Leaders of science cores supporting the program project at MUSC include Andy Wessels, Ph.D., Steven Kubalak, Ph.D., and Bobby Thompson, Ph.D. John Burch, Ph.D., at the Fox Chase Cancer Center will provide key input to transgenic mouse production and gene chip array analyses carried out in the science cores. Evelyn Fabunan of MUSC has a busy and important role as program administrator of this multi-center study. 

Gourdie said that the study, based at MUSC, is really the formalization of a group collaboration between basic and clinical investigators who have worked closely together for much of the past five years. 

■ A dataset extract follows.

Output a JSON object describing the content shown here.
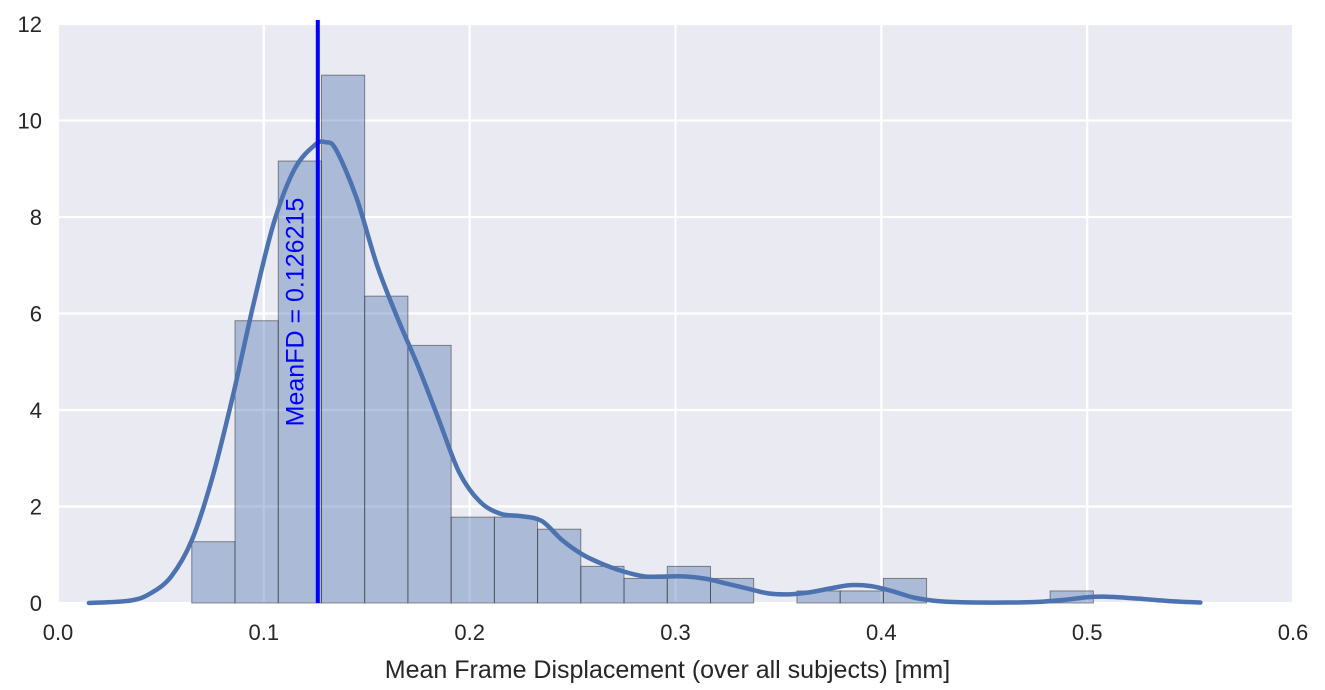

“I anticipate that in the next five years this group will continue to make significant contributions to our understanding in this area, providing still more insight into how heart development is regulated,” said Gourdie.

“We are particularly excited about the award especially in the context of MUSC’s future commitment to research into diseases of children as evidenced by the current building of our new MUSC Children’s Research Institute,” Gourdie said. “We hope that our work will lead to a better understanding of the origin of birth defects in babies and children, perhaps one day leading to treatment and repair of hearts damaged by congenital disease.”